When they were asked what age a person becomes “old,” most responded somewhere in the 40s or 50s. When they asked how an “old” person might send a text, they mimicked opening flip phones and putting on glasses to see the screen. When they were asked how an “old” person would cross the street, they depicted hunched backs and walkers.
According to Karla Ivankovich, PhD, an adjunct professor of psychology at the University of Illinois, Springfield, although “youth springs eternal,” mainstream media tends to assign characteristics like charisma, vitality, beauty, and energy to the under-30 set. “It is not the norm to see stories about how amazing grandparents or elders might be,” she tells Yahoo Beauty. “Instead we see sights of the frail, the vulnerable, and the needy.”
However, AARP’s producers profoundly break that feeble stereotype in the video when they introduce some “old” people in their 50s, 60s and 70s to the millennials — who are shocked at just how youthful they are.
The parties are given a few minutes to get acquainted and are then asked to teach one another some new physical skills. From ballroom dance to martial arts, boxing to Pilates, the mature men and women are able to complete physical skills just as well their millennial counterparts. In some cases, far better.
The most important thing to remember about your 20s and 30s isn’t to be young but rather to treat yourself well, according to Art Markman, PhD, a professor of psychology at the University of Texas, Austin. “It affects physical and mental health as you get older,” he tells Yahoo Beauty. “Keeping a fit body also creates a healthy mind. Getting regular sleep protects the brain from damage. … The better you feel in your 40s and 50s, the more engaged you stay in your work and your relationships. An active midlife extends to old age. Physically and mentally active people in middle age retain that activity and lifestyle in old age.

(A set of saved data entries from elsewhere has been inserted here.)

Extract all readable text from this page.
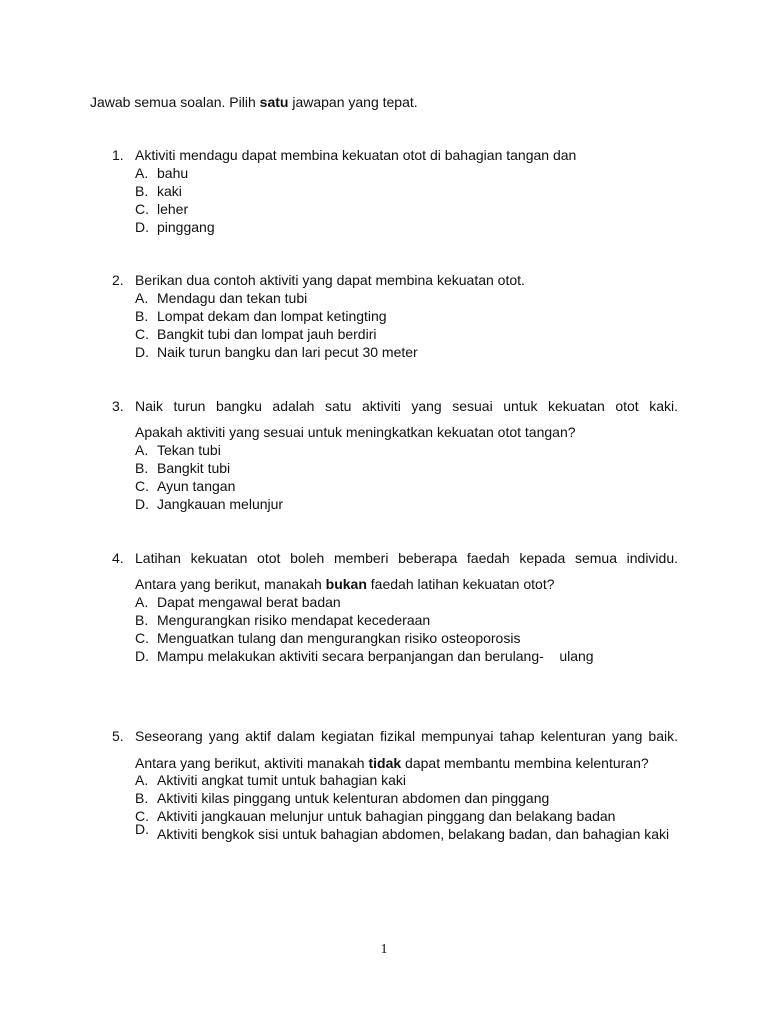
Jawab semua soalan. Pilih satu jawapan yang tepat.
1. Aktiviti mendagu dapat membina kekuatan otot di bahagian tangan dan
A. bahu
B. kaki
C. leher
D. pinggang
2. Berikan dua contoh aktiviti yang dapat membina kekuatan otot.
A. Mendagu dan tekan tubi
B. Lompat dekam dan lompat ketingting
C. Bangkit tubi dan lompat jauh berdiri
D. Naik turun bangku dan lari pecut 30 meter
3. Naik turun bangku adalah satu aktiviti yang sesuai untuk kekuatan otot kaki.
Apakah aktiviti yang sesuai untuk meningkatkan kekuatan otot tangan?
A. Tekan tubi
B. Bangkit tubi
C. Ayun tangan
D. Jangkauan melunjur
4. Latihan kekuatan otot boleh memberi beberapa faedah kepada semua individu.
Antara yang berikut, manakah bukan faedah latihan kekuatan otot?
A. Dapat mengawal berat badan
B. Mengurangkan risiko mendapat kecederaan
C. Menguatkan tulang dan mengurangkan risiko osteoporosis
D. Mampu melakukan aktiviti secara berpanjangan dan berulang-    ulang
5. Seseorang yang aktif dalam kegiatan fizikal mempunyai tahap kelenturan yang baik. Antara yang berikut, aktiviti manakah tidak dapat membantu membina kelenturan?
A. Aktiviti angkat tumit untuk bahagian kaki
B. Aktiviti kilas pinggang untuk kelenturan abdomen dan pinggang
C. Aktiviti jangkauan melunjur untuk bahagian pinggang dan belakang badan
D. Aktiviti bengkok sisi untuk bahagian abdomen, belakang badan, dan bahagian kaki
1
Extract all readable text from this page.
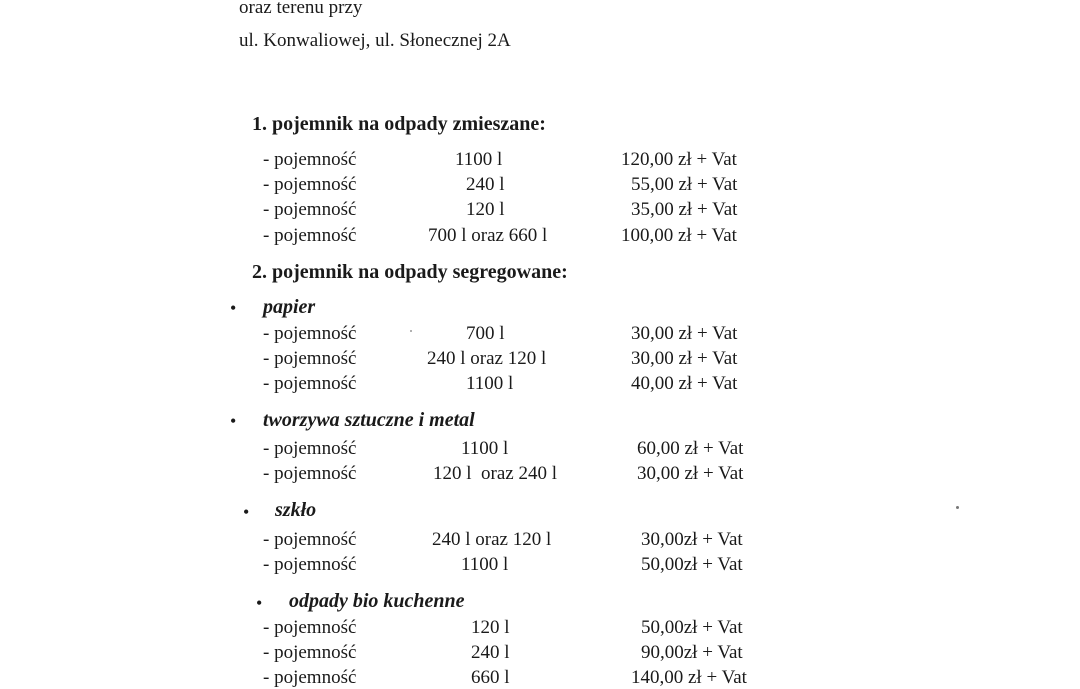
oraz terenu przy
ul. Konwaliowej, ul. Słonecznej 2A
1. pojemnik na odpady zmieszane:
- pojemność	1100 l	120,00 zł + Vat
- pojemność	240 l	55,00 zł + Vat
- pojemność	120 l	35,00 zł + Vat
- pojemność	700 l oraz 660 l	100,00 zł + Vat
2. pojemnik na odpady segregowane:
• papier
- pojemność	700 l	30,00 zł + Vat
- pojemność	240 l oraz 120 l	30,00 zł + Vat
- pojemność	1100 l	40,00 zł + Vat
• tworzywa sztuczne i metal
- pojemność	1100 l	60,00 zł + Vat
- pojemność	120 l  oraz 240 l	30,00 zł + Vat
• szkło
- pojemność	240 l oraz 120 l	30,00zł + Vat
- pojemność	1100 l	50,00zł + Vat
• odpady bio kuchenne
- pojemność	120 l	50,00zł + Vat
- pojemność	240 l	90,00zł + Vat
- pojemność	660 l	140,00 zł + Vat
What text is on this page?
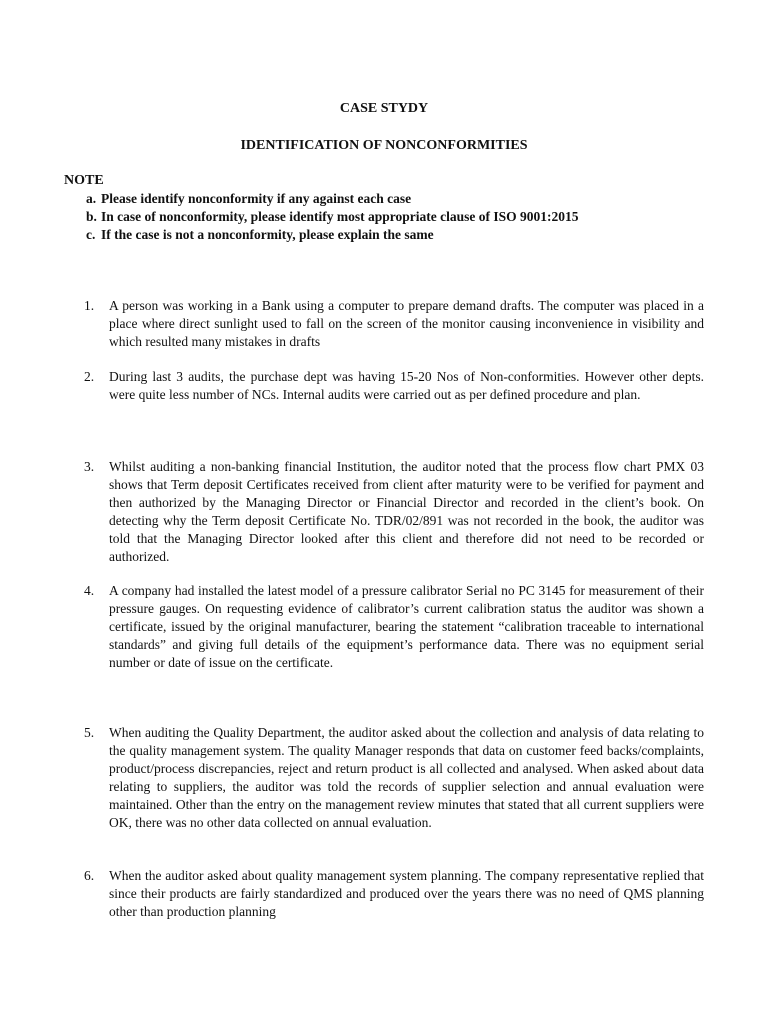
CASE STYDY

IDENTIFICATION OF NONCONFORMITIES

NOTE

a. Please identify nonconformity if any against each case
b. In case of nonconformity, please identify most appropriate clause of ISO 9001:2015
c. If the case is not a nonconformity, please explain the same
1.	A person was working in a Bank using a computer to prepare demand drafts. The computer was placed in a place where direct sunlight used to fall on the screen of the monitor causing inconvenience in visibility and which resulted many mistakes in drafts

2.	During last 3 audits, the purchase dept was having 15-20 Nos of Non-conformities. However other depts. were quite less number of NCs. Internal audits were carried out as per defined procedure and plan.

3.	Whilst auditing a non-banking financial Institution, the auditor noted that the process flow chart PMX 03 shows that Term deposit Certificates received from client after maturity were to be verified for payment and then authorized by the Managing Director or Financial Director and recorded in the client’s book. On detecting why the Term deposit Certificate No. TDR/02/891 was not recorded in the book, the auditor was told that the Managing Director looked after this client and therefore did not need to be recorded or authorized.

4.	A company had installed the latest model of a pressure calibrator Serial no PC 3145 for measurement of their pressure gauges. On requesting evidence of calibrator’s current calibration status the auditor was shown a certificate, issued by the original manufacturer, bearing the statement “calibration traceable to international standards” and giving full details of the equipment’s performance data. There was no equipment serial number or date of issue on the certificate.

5.	When auditing the Quality Department, the auditor asked about the collection and analysis of data relating to the quality management system. The quality Manager responds that data on customer feed backs/complaints, product/process discrepancies, reject and return product is all collected and analysed. When asked about data relating to suppliers, the auditor was told the records of supplier selection and annual evaluation were maintained. Other than the entry on the management review minutes that stated that all current suppliers were OK, there was no other data collected on annual evaluation.

6.	When the auditor asked about quality management system planning. The company representative replied that since their products are fairly standardized and produced over the years there was no need of QMS planning other than production planning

Thankfully, says Markman, more and more people are changing how they view age. “The interesting thing is that, although our culture prizes youth, a large number of boomers and Gen-Xers, who are 50 and older, have demonstrated how much older adults can accomplish,” he says. “In the 1970s, people assumed they would be relatively sedentary in their retirement years. Now the norm is for active retirement.”
Many retirement communities have large numbers of activities going on weekly, as well as trips geared toward seniors. “So the assumption is that the aging population is going to remain engaged in the community and active rather than riding off into the sunset,” Markman says, indicating millennials have plenty of reason to look forward to redefining a full life in their twilight years.
Ivankovich says that she often hears her millennial students place semi-rigid restrictions on age — sentiments like not wanting to raise children “when they’re old.” However, there’s no handbook saying you must stop a certain lifestyle when you enter your 40s and 50s. “You can choose not to ‘grow old’ in your mindsets and continue enjoying all of the activities that define youth — celebrating with friends, participating in sports, and so on,” Ivankovich says. “Past research suggests that those who deem themselves to be ‘old’ will abandon the activities and interests that they equate to youth.”
According to Markman, millennials should take heart. Not only are older generations redefining what it means to age beautifully, using research-backed health practices to keep their minds and bodies strong, but maturity looks far different at age 50 than it does at 25.
We needn’t fear aging. “Most people do not feel as old as they are physically,” Markman says. “Healthy people in their 50s feel younger — even if they have some additional aches, pains, and illnesses that they did not have when they were younger.” Take care of your body when you’re young and you may never feel old.
“Old,” Ivankovich says, is as much a state of mind as a state of physical being. If you limit yourself based on age, you limit your enjoyment of life. “When people start stopping, that’s when they start getting old,” declares 75-year-old George in the video. Wise words.